Desmonte de um artista

A casa João Turin foi desmontada. Depois de 23 anos na Rua Mateus Leme, o museu dedicado ao escultor paranaense, que se destacou na primeira metade do século passado e integrou o movimento paranista, não está mais funcionando. Uma parte do seu acervo foi vendida para particulares e a parte documental foi devidamente empacotada e despachada para a reserva técnica do Museu Oscar Niemeyer.

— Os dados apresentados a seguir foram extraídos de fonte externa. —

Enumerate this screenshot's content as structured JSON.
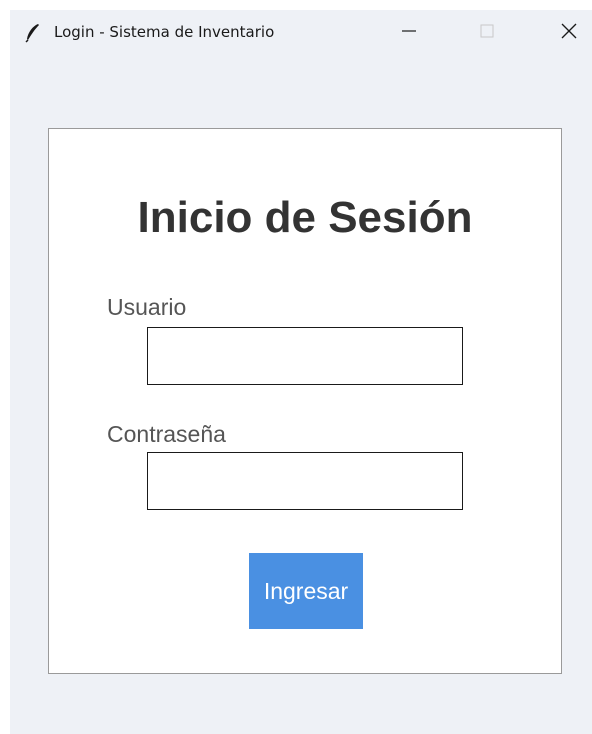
{
  "window": {
    "title": "Login - Sistema de Inventario",
    "icon": "feather-icon",
    "controls": [
      "minimize-icon",
      "maximize-icon",
      "close-icon"
    ]
  },
  "login": {
    "heading": "Inicio de Sesión",
    "username_label": "Usuario",
    "username_value": "",
    "password_label": "Contraseña",
    "password_value": "",
    "submit_label": "Ingresar"
  },
  "colors": {
    "window_bg": "#eef1f6",
    "panel_bg": "#ffffff",
    "heading": "#333333",
    "label": "#555555",
    "button_bg": "#4a90e2",
    "button_text": "#ffffff"
  }
}
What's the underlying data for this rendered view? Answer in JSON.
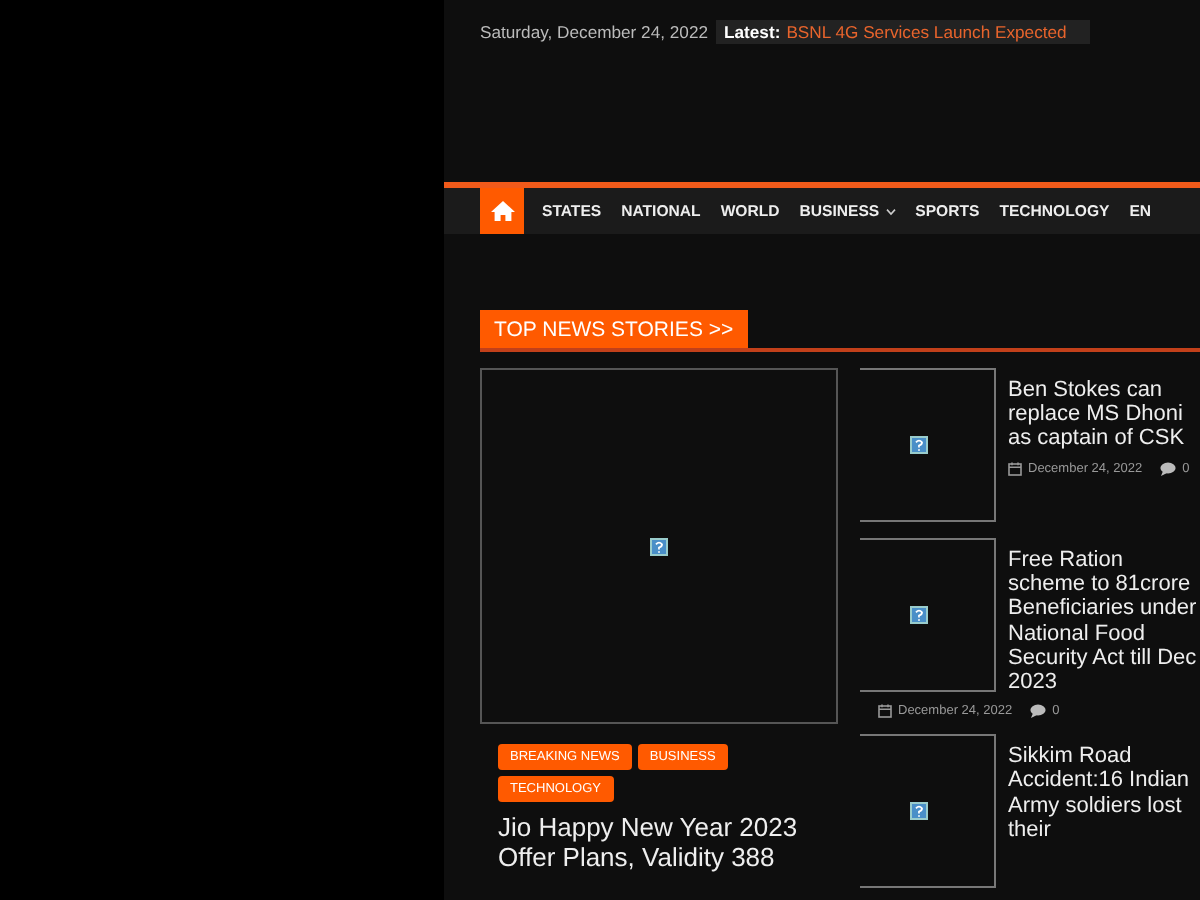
{
  "top_bar": {
    "date": "Saturday, December 24, 2022",
    "latest_label": "Latest:",
    "latest_headline": "BSNL 4G Services Launch Expected"
  },
  "nav": {
    "items": [
      {
        "kind": "home",
        "selected": true,
        "dropdown": false
      },
      {
        "kind": "link",
        "label": "STATES",
        "selected": false,
        "dropdown": false
      },
      {
        "kind": "link",
        "label": "NATIONAL",
        "selected": false,
        "dropdown": false
      },
      {
        "kind": "link",
        "label": "WORLD",
        "selected": false,
        "dropdown": false
      },
      {
        "kind": "link",
        "label": "BUSINESS",
        "selected": false,
        "dropdown": true
      },
      {
        "kind": "link",
        "label": "SPORTS",
        "selected": false,
        "dropdown": false
      },
      {
        "kind": "link",
        "label": "TECHNOLOGY",
        "selected": false,
        "dropdown": false
      },
      {
        "kind": "link",
        "label": "EN",
        "selected": false,
        "dropdown": false
      }
    ]
  },
  "section": {
    "title": "TOP NEWS STORIES >>"
  },
  "featured": {
    "tags": [
      "BREAKING NEWS",
      "BUSINESS",
      "TECHNOLOGY"
    ],
    "title": "Jio Happy New Year 2023 Offer Plans, Validity 388"
  },
  "side_stories": [
    {
      "title": "Ben Stokes can replace MS Dhoni as captain of CSK",
      "date": "December 24, 2022",
      "comments": "0"
    },
    {
      "title": "Free Ration scheme to 81crore Beneficiaries under National Food Security Act till Dec 2023",
      "date": "December 24, 2022",
      "comments": "0"
    },
    {
      "title": "Sikkim Road Accident:16 Indian Army soldiers lost their"
    }
  ]
}
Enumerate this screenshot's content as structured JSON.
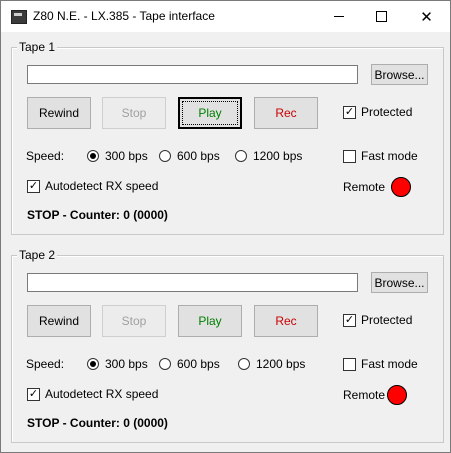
{
  "window": {
    "title": "Z80 N.E. - LX.385 - Tape interface",
    "icon": "computer-icon"
  },
  "tapes": [
    {
      "group_label": "Tape 1",
      "file_path": "",
      "browse_label": "Browse...",
      "rewind_label": "Rewind",
      "stop_label": "Stop",
      "play_label": "Play",
      "rec_label": "Rec",
      "protected_label": "Protected",
      "protected_checked": true,
      "speed_label": "Speed:",
      "speed_options": [
        "300 bps",
        "600 bps",
        "1200 bps"
      ],
      "speed_selected": "300 bps",
      "fast_mode_label": "Fast mode",
      "fast_mode_checked": false,
      "autodetect_label": "Autodetect RX speed",
      "autodetect_checked": true,
      "remote_label": "Remote",
      "remote_color": "#ff0000",
      "status": "STOP - Counter: 0 (0000)"
    },
    {
      "group_label": "Tape 2",
      "file_path": "",
      "browse_label": "Browse...",
      "rewind_label": "Rewind",
      "stop_label": "Stop",
      "play_label": "Play",
      "rec_label": "Rec",
      "protected_label": "Protected",
      "protected_checked": true,
      "speed_label": "Speed:",
      "speed_options": [
        "300 bps",
        "600 bps",
        "1200 bps"
      ],
      "speed_selected": "300 bps",
      "fast_mode_label": "Fast mode",
      "fast_mode_checked": false,
      "autodetect_label": "Autodetect RX speed",
      "autodetect_checked": true,
      "remote_label": "Remote",
      "remote_color": "#ff0000",
      "status": "STOP - Counter: 0 (0000)"
    }
  ],
  "colors": {
    "play": "#008000",
    "rec": "#cc0000",
    "disabled": "#a0a0a0"
  }
}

Considerado por muitos um artista à frente de seu tempo, cheio de estilo e com formação artística na Bélgica e na França, com sua casa fechada definitivamente João Turin foi desmontado duas vezes. O primeiro desmonte foi pelas mãos do escritor Dalton Trevisan. “Turin”, de forma curta e grossa, é o título da “ordem de despejo” assinada pelo Vampiro de Curitiba, quando o precursor da escultura no Paraná foi colocado no olho da rua para zombaria pública.       

*********

“Casa João Turin: a porta se abre para o vazio, as janelas olham para o nada. Fosse tão medíocre não me lembrava. Mesquinho talento, nenhuma grandeza. Pobres bustos. Lamentáveis onças, baixos-relevos desde o nome. Nem lampejo de originalidade, nadinha que se salve. Como se explicam os prêmios? Ora, prêmio de salão. E os doze anos de Paris, de que serviram? Me lembro dele, a sua melhor escultura. Grandalhão, bruto naso, imponente de bengala. Majestoso, ele, sim, uma estátua viva. Revolta cabeleira, vozeirão macarrônico, o prestígio dos longos anos em Parigi. Ah, o chapelão de boêmio de opereta. Isso mesmo: personagem de opereta. Gargântua inofensivo, adorado pelos amigos. Visitei-o no estúdio, mais artístico que o artista. O fascínio de sua presença desarmava qualquer crítico. Me acode agora, fui ao seu enterro, muito concorrido. O orador de um gorjeio só: Turin, a voz da terra! Ai de quem morre em Curitiba. Ai do nosso príncipe feliz, péssimo acadêmico, nenhuma garra. Engenho pífio, será que não desconfiava? No homem tudo era grande: a manzorra, o narigão vermelho, o brado retumbante. Na obra, tudo pequeno: concepção, fatura, material. Há que distinguir, sem ofensa: uma não vale o outro. Tão bonita a casa, mais parece museu de horrores. (…) Pomposo Turin, bom gigante, mofino artesão. Pobre dele, ai de nós. Resgatar a memória é isso: Emiliano, o nosso Rilke? Turin o nosso Rodin? Dario, o Socrates II nosso? Mossurunga, o nosso Beethoven? De Bona, o Miguelangelo nosso? Ufanismo paranista, o último refúgio dos medíocres”.